In general you are expected to use "native" crates where possible rather than
calling shell commands. In some cases there is no alternative to using shell,
and you will need to spawn subprocesses to run shell commands. You must always
use shlex::try_quote when constructing shell commands:
use shlex::try_quote;
let safe_arg = try_quote(user_input)?;We use the tracing crate for logging throughout NH. Use the appropriate
macros, and ensure hotpaths provide appropriate debugging information via
debug!.
use tracing::{debug, info, warn};
debug!("Detailed debugging information");
info!("General progress information");
warn!("Potential issues that aren't errors");Keep in mind to provide developer-friendly information in debug! and trace!
level logs, as those will come in handy for pinpointing code issues.
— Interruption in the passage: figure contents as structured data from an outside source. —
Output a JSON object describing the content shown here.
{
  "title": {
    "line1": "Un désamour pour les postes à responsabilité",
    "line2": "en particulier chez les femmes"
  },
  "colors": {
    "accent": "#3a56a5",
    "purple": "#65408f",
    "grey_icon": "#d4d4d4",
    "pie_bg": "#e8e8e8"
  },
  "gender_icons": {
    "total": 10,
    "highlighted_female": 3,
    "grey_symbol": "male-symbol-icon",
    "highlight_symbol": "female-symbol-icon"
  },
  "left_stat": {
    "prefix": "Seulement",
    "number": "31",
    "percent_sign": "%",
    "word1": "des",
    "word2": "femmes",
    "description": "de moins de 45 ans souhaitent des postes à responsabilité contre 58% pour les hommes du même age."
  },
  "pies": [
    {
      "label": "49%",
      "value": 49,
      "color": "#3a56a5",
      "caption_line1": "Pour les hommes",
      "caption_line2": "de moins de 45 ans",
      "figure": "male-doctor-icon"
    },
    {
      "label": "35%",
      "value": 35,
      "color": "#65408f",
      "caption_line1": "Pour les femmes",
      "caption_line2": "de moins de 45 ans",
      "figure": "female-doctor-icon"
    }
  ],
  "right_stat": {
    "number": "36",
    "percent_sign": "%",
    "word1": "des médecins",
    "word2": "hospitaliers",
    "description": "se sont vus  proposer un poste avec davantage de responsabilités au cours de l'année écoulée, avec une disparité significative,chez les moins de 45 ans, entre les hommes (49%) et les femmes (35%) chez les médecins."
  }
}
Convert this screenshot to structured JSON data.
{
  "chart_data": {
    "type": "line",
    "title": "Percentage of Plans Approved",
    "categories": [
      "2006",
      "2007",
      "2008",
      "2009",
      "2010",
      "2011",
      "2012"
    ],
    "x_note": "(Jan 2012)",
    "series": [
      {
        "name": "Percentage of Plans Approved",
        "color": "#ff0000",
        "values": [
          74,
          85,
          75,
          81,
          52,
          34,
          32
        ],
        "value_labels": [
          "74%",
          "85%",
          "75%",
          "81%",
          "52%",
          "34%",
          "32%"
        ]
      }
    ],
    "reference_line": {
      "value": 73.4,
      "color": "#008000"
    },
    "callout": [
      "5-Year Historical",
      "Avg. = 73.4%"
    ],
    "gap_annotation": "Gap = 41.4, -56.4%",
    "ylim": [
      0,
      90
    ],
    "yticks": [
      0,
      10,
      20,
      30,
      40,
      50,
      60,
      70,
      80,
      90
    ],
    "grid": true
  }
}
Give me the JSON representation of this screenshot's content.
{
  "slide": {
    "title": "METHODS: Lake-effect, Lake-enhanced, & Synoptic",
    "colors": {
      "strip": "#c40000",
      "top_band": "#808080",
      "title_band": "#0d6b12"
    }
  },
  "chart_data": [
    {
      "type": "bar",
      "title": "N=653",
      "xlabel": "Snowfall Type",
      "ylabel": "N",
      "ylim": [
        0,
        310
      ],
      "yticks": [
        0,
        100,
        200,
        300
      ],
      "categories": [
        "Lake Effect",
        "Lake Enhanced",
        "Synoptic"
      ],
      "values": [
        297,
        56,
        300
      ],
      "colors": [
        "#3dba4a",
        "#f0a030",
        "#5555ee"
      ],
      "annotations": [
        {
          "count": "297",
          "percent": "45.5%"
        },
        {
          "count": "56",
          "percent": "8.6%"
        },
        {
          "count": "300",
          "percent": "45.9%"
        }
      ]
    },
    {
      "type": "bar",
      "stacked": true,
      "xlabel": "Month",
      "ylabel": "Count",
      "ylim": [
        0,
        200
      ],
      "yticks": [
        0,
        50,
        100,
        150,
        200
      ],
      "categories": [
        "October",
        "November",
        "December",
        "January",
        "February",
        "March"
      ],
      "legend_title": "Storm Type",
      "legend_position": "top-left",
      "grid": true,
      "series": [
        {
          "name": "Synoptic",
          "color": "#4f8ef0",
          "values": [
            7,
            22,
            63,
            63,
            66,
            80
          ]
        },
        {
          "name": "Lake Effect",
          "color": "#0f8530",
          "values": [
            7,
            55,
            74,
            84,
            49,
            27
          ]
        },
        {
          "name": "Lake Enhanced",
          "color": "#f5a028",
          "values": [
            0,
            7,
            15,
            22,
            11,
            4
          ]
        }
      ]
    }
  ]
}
Use strong typing with appropriate derives:
#[derive(Debug, Clone, PartialEq, Eq, Hash)]
pub struct MyType {
// fields
}Important
Pull requests created or submitted by autonomous or supervised AI agents are explicitly prohibited, and will be immediately closed without a review. NH, as a codebase, does not welcome AI-generated contributions.
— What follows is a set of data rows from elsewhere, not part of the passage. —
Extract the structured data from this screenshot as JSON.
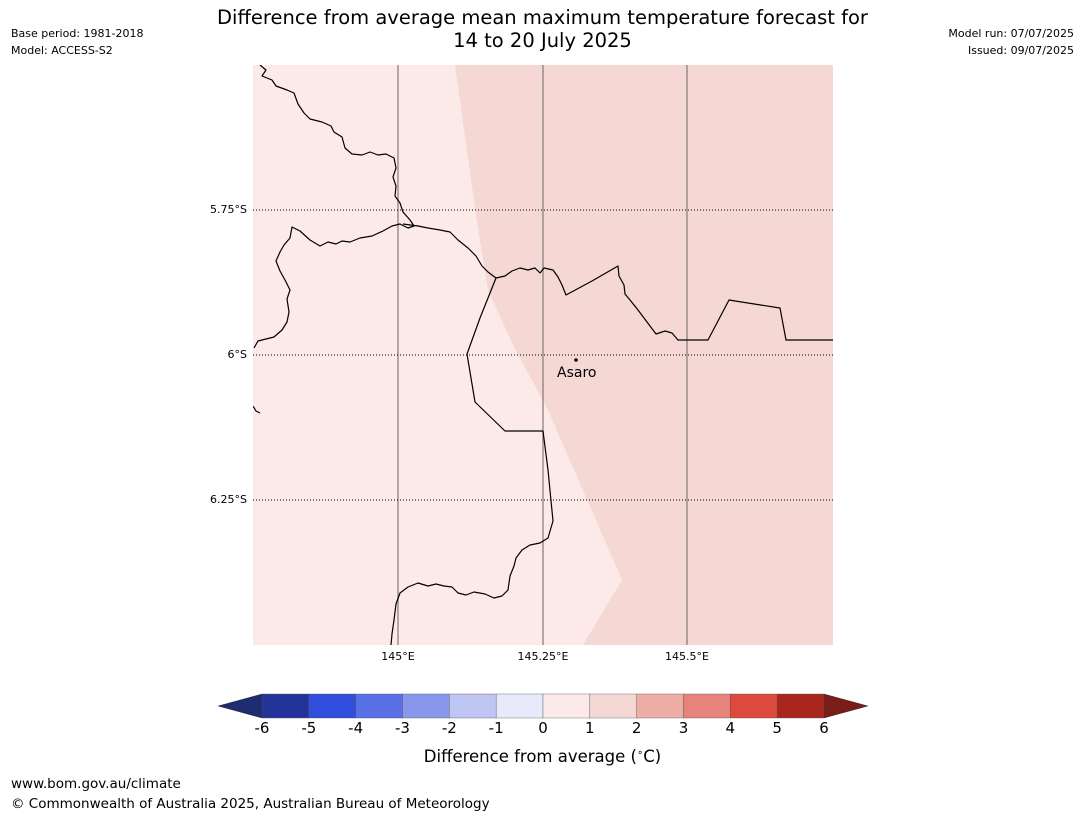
{
  "title_line1": "Difference from average mean maximum temperature forecast for",
  "title_line2": "14 to 20 July 2025",
  "meta_left": {
    "base_period": "Base period: 1981-2018",
    "model": "Model: ACCESS-S2"
  },
  "meta_right": {
    "model_run": "Model run: 07/07/2025",
    "issued": "Issued: 09/07/2025"
  },
  "map": {
    "lat_ticks": [
      "5.75°S",
      "6°S",
      "6.25°S"
    ],
    "lon_ticks": [
      "145°E",
      "145.25°E",
      "145.5°E"
    ],
    "place": {
      "name": "Asaro"
    },
    "fill_categories": [
      {
        "range": "0 to 1",
        "color": "#fbeae8"
      },
      {
        "range": "1 to 2",
        "color": "#f5d7d4"
      }
    ]
  },
  "colorbar": {
    "label": "Difference from average ($^\\circ$C)",
    "label_text": "Difference from average (",
    "label_unit": "C)",
    "ticks": [
      "-6",
      "-5",
      "-4",
      "-3",
      "-2",
      "-1",
      "0",
      "1",
      "2",
      "3",
      "4",
      "5",
      "6"
    ],
    "colors": [
      "#24339a",
      "#2f4fdc",
      "#5a70e6",
      "#8897ec",
      "#bfc6f4",
      "#e8eafb",
      "#fbeae8",
      "#f5d7d4",
      "#eeaea6",
      "#e6847c",
      "#dc4a3e",
      "#a9261e"
    ],
    "under_color": "#202c70",
    "over_color": "#7a1d18"
  },
  "footer": {
    "url": "www.bom.gov.au/climate",
    "copyright": "© Commonwealth of Australia 2025, Australian Bureau of Meteorology"
  }
}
This policy exists for the following reasons:
-
Quality Assurance: AI-generated code often lacks the contextual understanding required for systems-level software that interfaces with critical system components.
-
Legal and Licensing: The project is licensed under EUPL-1.2, which requires clear authorship and accountability. AI-generated contributions create ambiguity around copyright and licensing obligations. Not to mention the ethical concerns.
-
Security: NH operates with elevated privileges and manages system configurations. Changes to such software require human judgment, security awareness, and accountability.
-
Maintenance Burden: AI-generated contributions often require disproportionate maintainer effort to review, correct, and integrate properly.
-
Prohibited: Submitting PRs where an AI agent (autonomous or supervised) generated the code, commit messages, or PR description, regardless of whether a human clicked the "submit" button.
-
Prohibited: Using AI agents to automatically fix issues, respond to review comments, or generate follow-up commits.
-
Allowed: Using AI tools as aids while writing code, provided a human author thoroughly reviews, tests, and takes full responsibility for the submission. AI-assisted PRs require FULL DISCLOSURE and appropriate proof that the user thoroughly understands the code generated.
By submitting a pull request, you attest that:
- You are a human contributor
- You have personally authored or thoroughly reviewed and tested all changes
- You take full legal and ethical responsibility for the contribution
- No autonomous or supervised AI agent was used to create or submit the PR
- You understand the consequences of violating above guidelines.
Violations of this policy may result in a permanent ban from contributing to the project.
- Discussions: For questions and ideas, use GitHub Discussions.
- Issues: For bug reports and feature requests, use GitHub Issues.
- Matrix: You may find the maintainers,
@NotAShelfand@faukah, in various Nix/NixOS community spaces.
By contributing to NH, you agree that your contributions will be immediately licensed under European Union Public License v. 1.2 (EUPL-1.2) upon a merge.
Thank you for contributing to NH! Your efforts help make the Nix ecosystem better for everyone.